Friday 2 September 2011

Marking Time : Insight to the next studio1projects exhibition.

With the next studio1projects exhibition about to open in three weeks or so I have been writing a little background information to the exhibited works and previous artworks that influenced the stage these works are now at. Most of this will be presented as catalogue for the upcoming show.


MARKING TIME
Revealing the painted mark through the act of creating, copying and mimicking a simple action belies the complexities of the act itself.

The painted mark presupposes a strong history in art as do similar kinds of artworks where the importance of detail is a material one. This current series of artworks I create employ the material of the painted mark in turn  characterise a process of adapting my art practice to creative necessities I require as an artist now, and integrate aspects of both the mental and physical placement of oneself in this present time. This process is realised through the creation of artworks that are literal through their construct, incorporate an intuitive factor through the unpredictability’s of both fixture and form. Visualise the artists hand through a simple visual assemblages.

Creating artworks that are literally marking time.

Looking through my own history as an artist in summery, I could say it was defined through the idiom of geometric abstraction. Particularly hard edge abstraction I created works that were mainly painted directly onto a wall. Through time I realised I needed to evolve from that position because it reached a point of becoming static for me even though I was still committed to the language of geometric abstraction and creating works that were temporal in both their reading and construction. It was time to loosen up the hard edge an action I felt could progress my art practice. Wherever I went to from here, I still desired my artwork to suggest a similar language and began to realise the simplicity of the answer.
Clearly, it is not what I create but how I create it.

Photography has always been an important element in my art practice through my hybrid approach to this discipline I utilise the process and material form in favour of the pictorial depiction of a subject. The early works that venture into this newer territory as examples show (fig.1) considered the painted mark through the qualities of both material and light painting and photography.


                             
            
                                  Fig. 1 Examples from Marking Time series, photogram prints,
                                               20 x 20 cm, 2009.

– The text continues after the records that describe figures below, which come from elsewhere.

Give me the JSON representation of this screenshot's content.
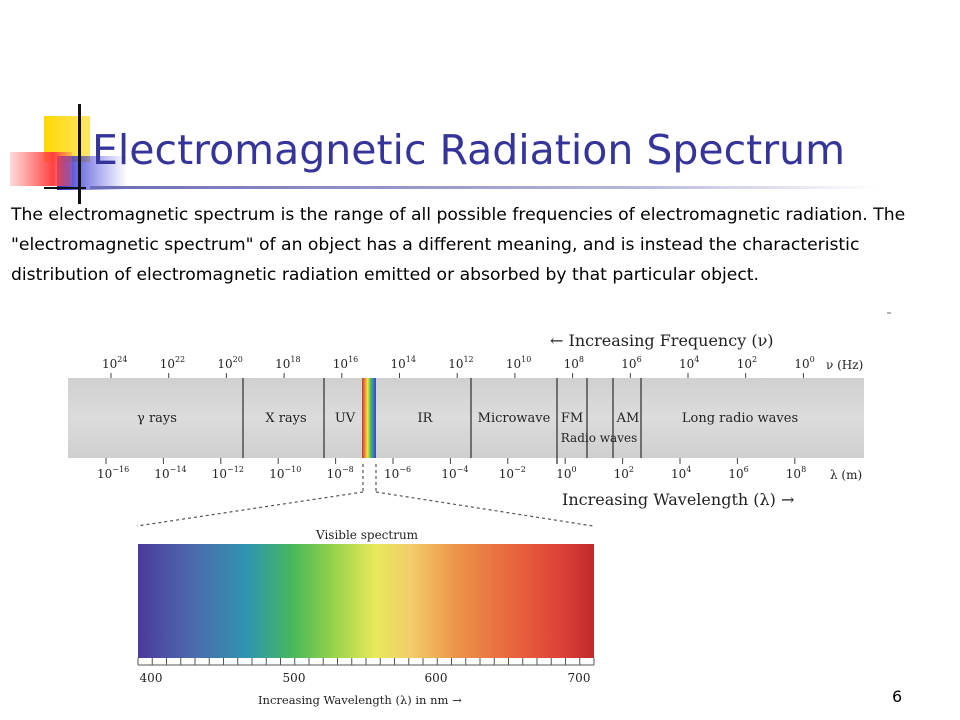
{
  "slide": {
    "title": "Electromagnetic Radiation Spectrum",
    "body": "The electromagnetic spectrum is the range of all possible frequencies of electromagnetic radiation. The \"electromagnetic spectrum\" of an object has a different meaning, and is instead the characteristic distribution of electromagnetic radiation emitted or absorbed by that particular object.",
    "page_number": "6"
  },
  "diagram": {
    "frequency_heading": "← Increasing Frequency (ν)",
    "frequency_unit": "ν (Hz)",
    "frequency_ticks": [
      {
        "base": "10",
        "exp": "24"
      },
      {
        "base": "10",
        "exp": "22"
      },
      {
        "base": "10",
        "exp": "20"
      },
      {
        "base": "10",
        "exp": "18"
      },
      {
        "base": "10",
        "exp": "16"
      },
      {
        "base": "10",
        "exp": "14"
      },
      {
        "base": "10",
        "exp": "12"
      },
      {
        "base": "10",
        "exp": "10"
      },
      {
        "base": "10",
        "exp": "8"
      },
      {
        "base": "10",
        "exp": "6"
      },
      {
        "base": "10",
        "exp": "4"
      },
      {
        "base": "10",
        "exp": "2"
      },
      {
        "base": "10",
        "exp": "0"
      }
    ],
    "wavelength_unit": "λ (m)",
    "wavelength_ticks": [
      {
        "base": "10",
        "exp": "−16"
      },
      {
        "base": "10",
        "exp": "−14"
      },
      {
        "base": "10",
        "exp": "−12"
      },
      {
        "base": "10",
        "exp": "−10"
      },
      {
        "base": "10",
        "exp": "−8"
      },
      {
        "base": "10",
        "exp": "−6"
      },
      {
        "base": "10",
        "exp": "−4"
      },
      {
        "base": "10",
        "exp": "−2"
      },
      {
        "base": "10",
        "exp": "0"
      },
      {
        "base": "10",
        "exp": "2"
      },
      {
        "base": "10",
        "exp": "4"
      },
      {
        "base": "10",
        "exp": "6"
      },
      {
        "base": "10",
        "exp": "8"
      }
    ],
    "wavelength_heading": "Increasing Wavelength (λ) →",
    "regions": [
      "γ rays",
      "X rays",
      "UV",
      "IR",
      "Microwave",
      "FM",
      "AM",
      "Long radio waves"
    ],
    "radio_label": "Radio waves",
    "visible": {
      "title": "Visible spectrum",
      "ticks": [
        "400",
        "500",
        "600",
        "700"
      ],
      "axis_label": "Increasing Wavelength (λ) in nm →"
    }
  }
}
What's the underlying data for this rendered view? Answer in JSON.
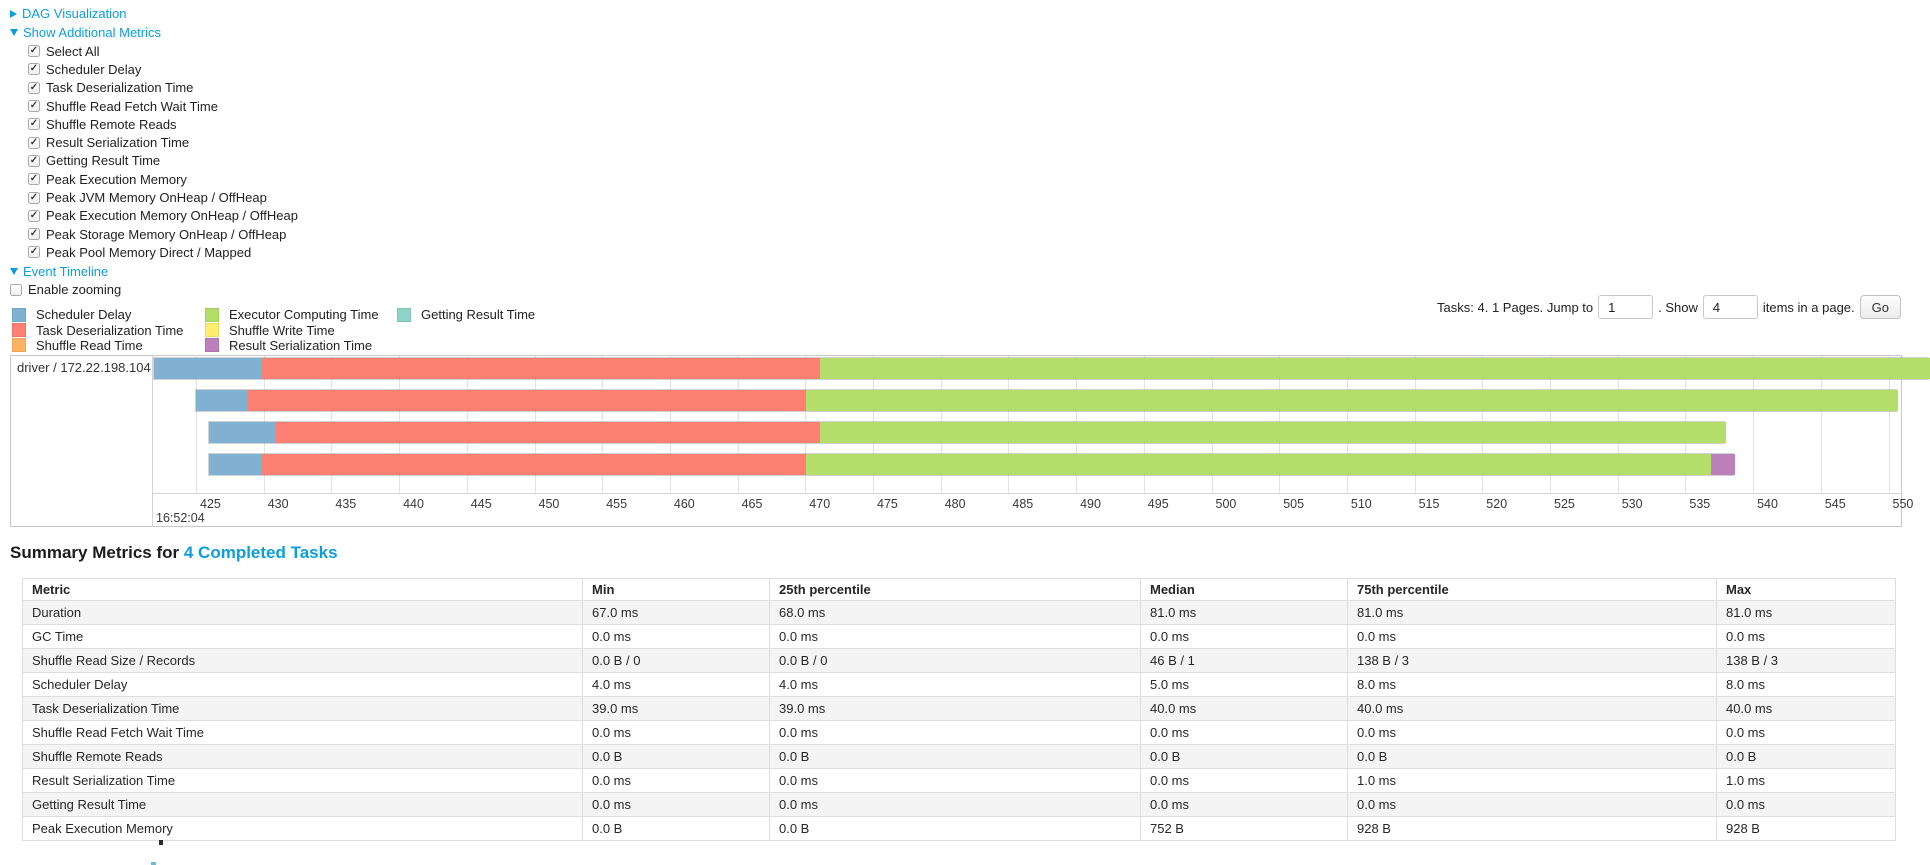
{
  "colors": {
    "link": "#0d9ed9",
    "scheduler_delay": "#80B1D3",
    "task_deserialization": "#FB8072",
    "shuffle_read": "#FDB462",
    "executor_computing": "#B3DE69",
    "shuffle_write": "#FFED6F",
    "result_serialization": "#BC80BD",
    "getting_result": "#8DD3C7"
  },
  "toggles": {
    "dag": {
      "label": "DAG Visualization",
      "state": "collapsed"
    },
    "metrics": {
      "label": "Show Additional Metrics",
      "state": "expanded"
    },
    "timeline": {
      "label": "Event Timeline",
      "state": "expanded"
    }
  },
  "metric_checkboxes": [
    {
      "label": "Select All",
      "checked": true
    },
    {
      "label": "Scheduler Delay",
      "checked": true
    },
    {
      "label": "Task Deserialization Time",
      "checked": true
    },
    {
      "label": "Shuffle Read Fetch Wait Time",
      "checked": true
    },
    {
      "label": "Shuffle Remote Reads",
      "checked": true
    },
    {
      "label": "Result Serialization Time",
      "checked": true
    },
    {
      "label": "Getting Result Time",
      "checked": true
    },
    {
      "label": "Peak Execution Memory",
      "checked": true
    },
    {
      "label": "Peak JVM Memory OnHeap / OffHeap",
      "checked": true
    },
    {
      "label": "Peak Execution Memory OnHeap / OffHeap",
      "checked": true
    },
    {
      "label": "Peak Storage Memory OnHeap / OffHeap",
      "checked": true
    },
    {
      "label": "Peak Pool Memory Direct / Mapped",
      "checked": true
    }
  ],
  "enable_zooming": {
    "label": "Enable zooming",
    "checked": false
  },
  "legend_columns": [
    [
      {
        "label": "Scheduler Delay",
        "color": "scheduler_delay"
      },
      {
        "label": "Task Deserialization Time",
        "color": "task_deserialization"
      },
      {
        "label": "Shuffle Read Time",
        "color": "shuffle_read"
      }
    ],
    [
      {
        "label": "Executor Computing Time",
        "color": "executor_computing"
      },
      {
        "label": "Shuffle Write Time",
        "color": "shuffle_write"
      },
      {
        "label": "Result Serialization Time",
        "color": "result_serialization"
      }
    ],
    [
      {
        "label": "Getting Result Time",
        "color": "getting_result"
      }
    ]
  ],
  "pagination": {
    "prefix": "Tasks: 4. 1 Pages. Jump to",
    "jump_value": "1",
    "mid": ". Show",
    "show_value": "4",
    "suffix": "items in a page.",
    "go_label": "Go"
  },
  "chart_data": {
    "type": "timeline",
    "group_label": "driver / 172.22.198.104",
    "x_axis": {
      "tick_start": 425,
      "tick_end": 550,
      "tick_step": 5,
      "time_anchor": "16:52:04"
    },
    "tasks": [
      {
        "segments": [
          {
            "type": "scheduler_delay",
            "start": 421.8,
            "end": 429.8
          },
          {
            "type": "task_deserialization",
            "start": 429.8,
            "end": 471.0
          },
          {
            "type": "executor_computing",
            "start": 471.0,
            "end": 553.0
          }
        ]
      },
      {
        "segments": [
          {
            "type": "scheduler_delay",
            "start": 424.9,
            "end": 428.8
          },
          {
            "type": "task_deserialization",
            "start": 428.8,
            "end": 470.0
          },
          {
            "type": "executor_computing",
            "start": 470.0,
            "end": 550.6
          }
        ]
      },
      {
        "segments": [
          {
            "type": "scheduler_delay",
            "start": 425.9,
            "end": 430.8
          },
          {
            "type": "task_deserialization",
            "start": 430.8,
            "end": 471.0
          },
          {
            "type": "executor_computing",
            "start": 471.0,
            "end": 537.9
          }
        ]
      },
      {
        "segments": [
          {
            "type": "scheduler_delay",
            "start": 425.9,
            "end": 429.8
          },
          {
            "type": "task_deserialization",
            "start": 429.8,
            "end": 470.0
          },
          {
            "type": "executor_computing",
            "start": 470.0,
            "end": 536.8
          },
          {
            "type": "result_serialization",
            "start": 536.8,
            "end": 538.6
          }
        ]
      }
    ]
  },
  "summary": {
    "title_prefix": "Summary Metrics for",
    "title_link": "4 Completed Tasks",
    "columns": [
      "Metric",
      "Min",
      "25th percentile",
      "Median",
      "75th percentile",
      "Max"
    ],
    "rows": [
      {
        "metric": "Duration",
        "values": [
          "67.0 ms",
          "68.0 ms",
          "81.0 ms",
          "81.0 ms",
          "81.0 ms"
        ]
      },
      {
        "metric": "GC Time",
        "values": [
          "0.0 ms",
          "0.0 ms",
          "0.0 ms",
          "0.0 ms",
          "0.0 ms"
        ]
      },
      {
        "metric": "Shuffle Read Size / Records",
        "values": [
          "0.0 B / 0",
          "0.0 B / 0",
          "46 B / 1",
          "138 B / 3",
          "138 B / 3"
        ]
      },
      {
        "metric": "Scheduler Delay",
        "values": [
          "4.0 ms",
          "4.0 ms",
          "5.0 ms",
          "8.0 ms",
          "8.0 ms"
        ]
      },
      {
        "metric": "Task Deserialization Time",
        "values": [
          "39.0 ms",
          "39.0 ms",
          "40.0 ms",
          "40.0 ms",
          "40.0 ms"
        ]
      },
      {
        "metric": "Shuffle Read Fetch Wait Time",
        "values": [
          "0.0 ms",
          "0.0 ms",
          "0.0 ms",
          "0.0 ms",
          "0.0 ms"
        ]
      },
      {
        "metric": "Shuffle Remote Reads",
        "values": [
          "0.0 B",
          "0.0 B",
          "0.0 B",
          "0.0 B",
          "0.0 B"
        ]
      },
      {
        "metric": "Result Serialization Time",
        "values": [
          "0.0 ms",
          "0.0 ms",
          "0.0 ms",
          "1.0 ms",
          "1.0 ms"
        ]
      },
      {
        "metric": "Getting Result Time",
        "values": [
          "0.0 ms",
          "0.0 ms",
          "0.0 ms",
          "0.0 ms",
          "0.0 ms"
        ]
      },
      {
        "metric": "Peak Execution Memory",
        "values": [
          "0.0 B",
          "0.0 B",
          "752 B",
          "928 B",
          "928 B"
        ]
      }
    ]
  }
}
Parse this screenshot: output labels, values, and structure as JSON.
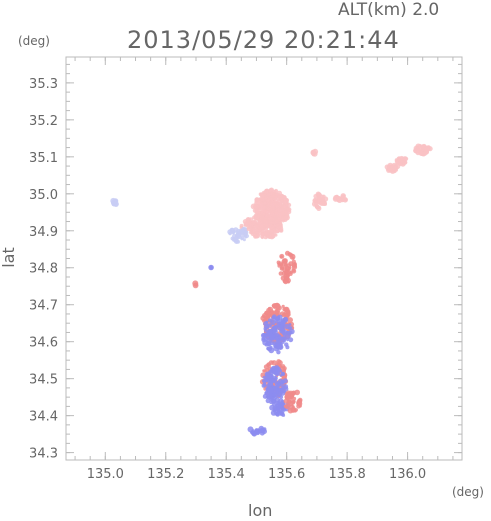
{
  "header": {
    "alt_label": "ALT(km) 2.0",
    "timestamp": "2013/05/29 20:21:44"
  },
  "chart_data": {
    "type": "scatter",
    "title": "2013/05/29 20:21:44",
    "xlabel": "lon",
    "ylabel": "lat",
    "x_unit": "(deg)",
    "y_unit": "(deg)",
    "xlim": [
      134.87,
      136.18
    ],
    "ylim": [
      34.28,
      35.37
    ],
    "x_ticks": [
      135.0,
      135.2,
      135.4,
      135.6,
      135.8,
      136.0
    ],
    "x_tick_labels": [
      "135.0",
      "135.2",
      "135.4",
      "135.6",
      "135.8",
      "136.0"
    ],
    "y_ticks": [
      34.3,
      34.4,
      34.5,
      34.6,
      34.7,
      34.8,
      34.9,
      35.0,
      35.1,
      35.2,
      35.3
    ],
    "y_tick_labels": [
      "34.3",
      "34.4",
      "34.5",
      "34.6",
      "34.7",
      "34.8",
      "34.9",
      "35.0",
      "35.1",
      "35.2",
      "35.3"
    ],
    "grid": false,
    "colors": {
      "positive": "#f08a8a",
      "negative": "#8c8cf0",
      "light_positive": "#f9c2c4",
      "light_negative": "#c8ccf4"
    },
    "clusters": [
      {
        "lon": 135.55,
        "lat": 34.96,
        "rlon": 0.06,
        "rlat": 0.05,
        "n": 340,
        "shade": "light_positive"
      },
      {
        "lon": 135.52,
        "lat": 34.91,
        "rlon": 0.07,
        "rlat": 0.03,
        "n": 180,
        "shade": "light_positive"
      },
      {
        "lon": 135.44,
        "lat": 34.89,
        "rlon": 0.03,
        "rlat": 0.02,
        "n": 40,
        "shade": "light_negative"
      },
      {
        "lon": 135.71,
        "lat": 34.98,
        "rlon": 0.02,
        "rlat": 0.02,
        "n": 40,
        "shade": "light_positive"
      },
      {
        "lon": 135.78,
        "lat": 34.99,
        "rlon": 0.02,
        "rlat": 0.01,
        "n": 20,
        "shade": "light_positive"
      },
      {
        "lon": 135.95,
        "lat": 35.07,
        "rlon": 0.02,
        "rlat": 0.01,
        "n": 30,
        "shade": "light_positive"
      },
      {
        "lon": 135.98,
        "lat": 35.09,
        "rlon": 0.02,
        "rlat": 0.01,
        "n": 25,
        "shade": "light_positive"
      },
      {
        "lon": 136.05,
        "lat": 35.12,
        "rlon": 0.025,
        "rlat": 0.012,
        "n": 40,
        "shade": "light_positive"
      },
      {
        "lon": 135.69,
        "lat": 35.11,
        "rlon": 0.008,
        "rlat": 0.005,
        "n": 8,
        "shade": "light_positive"
      },
      {
        "lon": 135.03,
        "lat": 34.975,
        "rlon": 0.006,
        "rlat": 0.01,
        "n": 10,
        "shade": "light_negative"
      },
      {
        "lon": 135.6,
        "lat": 34.8,
        "rlon": 0.03,
        "rlat": 0.04,
        "n": 50,
        "shade": "positive"
      },
      {
        "lon": 135.57,
        "lat": 34.65,
        "rlon": 0.05,
        "rlat": 0.05,
        "n": 160,
        "shade": "positive"
      },
      {
        "lon": 135.57,
        "lat": 34.62,
        "rlon": 0.05,
        "rlat": 0.05,
        "n": 120,
        "shade": "negative"
      },
      {
        "lon": 135.56,
        "lat": 34.5,
        "rlon": 0.04,
        "rlat": 0.05,
        "n": 100,
        "shade": "positive"
      },
      {
        "lon": 135.56,
        "lat": 34.48,
        "rlon": 0.04,
        "rlat": 0.05,
        "n": 100,
        "shade": "negative"
      },
      {
        "lon": 135.58,
        "lat": 34.42,
        "rlon": 0.03,
        "rlat": 0.02,
        "n": 40,
        "shade": "negative"
      },
      {
        "lon": 135.5,
        "lat": 34.36,
        "rlon": 0.03,
        "rlat": 0.01,
        "n": 20,
        "shade": "negative"
      },
      {
        "lon": 135.62,
        "lat": 34.44,
        "rlon": 0.03,
        "rlat": 0.03,
        "n": 40,
        "shade": "positive"
      },
      {
        "lon": 135.35,
        "lat": 34.8,
        "rlon": 0.004,
        "rlat": 0.004,
        "n": 4,
        "shade": "negative"
      },
      {
        "lon": 135.3,
        "lat": 34.755,
        "rlon": 0.004,
        "rlat": 0.004,
        "n": 3,
        "shade": "positive"
      }
    ]
  }
}
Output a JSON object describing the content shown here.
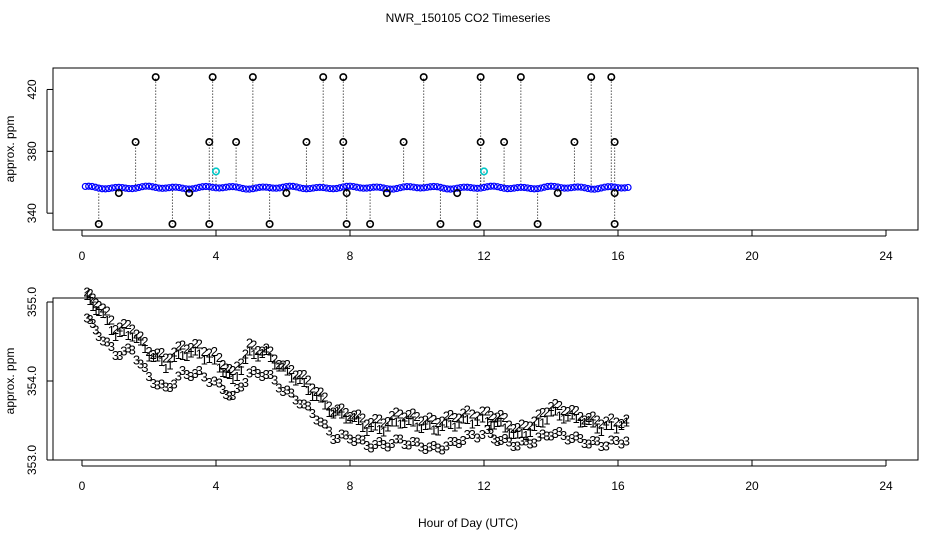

These works were challenging as they present the material of the painted mark in variation through transitions of light. The intuitive process of making these artworks creating further readings of fluidity and speed of movement conditioned a quality of time through what were essentially very simply constructed artworks. The final presentation of one of the first series of Marking Time shown in (fig.2) retains the geometric form overlaid with variations of painted markings. Simple as that process may seem the painted mark is mimicked through a photographic process and each segment reads as a variation in time through the look and construction of their markings. The experience of these artworks is primarily visual imitating a tactile one.  

Here is where the complexities begin.



(Fig.2)
Marking Time series
  (Installation view)
       Photogram prints, 9, 20 x 20cm each, 2009




Continuing Imitations.

A desire to continue interpreting the act of painting influenced the next phase of works I created which played between the physical constructions of materials layered and dialogues of thought promoted through the continuing imitations of the painted mark. Materiality is more forefront in the viewed experience of these current works which were equally visual as they were tactile, in contrast to the previous works shown in (fig.2).








Fig. 3 Examples works from Marking Time series, Adhesive tape, acrylic on paper, 30 x 40 cm, 2009

I experimented with materials like masking tape and arranging cut lengths of painted paper (Fig.3). My aim was to further imitate, mimic the gestured painted markings arranged through the first Marking Time series (fig.2). Using and considering the nature of materials such as masking tape, it became evident that the final appearance of the artwork was not an absolute it was becoming realised throughout the act of making. Upstaging the final presentation of the artwork and giving precedence to process. A strong intuitive element was becoming evident in my art practice it was enacting questions of value in my artwork. What is of value here the final so-called resolved artwork or is that counteracted by the temporal nature of both the material and its presentation? Was the viewer now in a position to visually experience and understand the process over the finite resolution presented as the resolved artwork?

I have a problem with the word resolved and believe it is too much a fixed notion that restrains my creativity rather than progress it.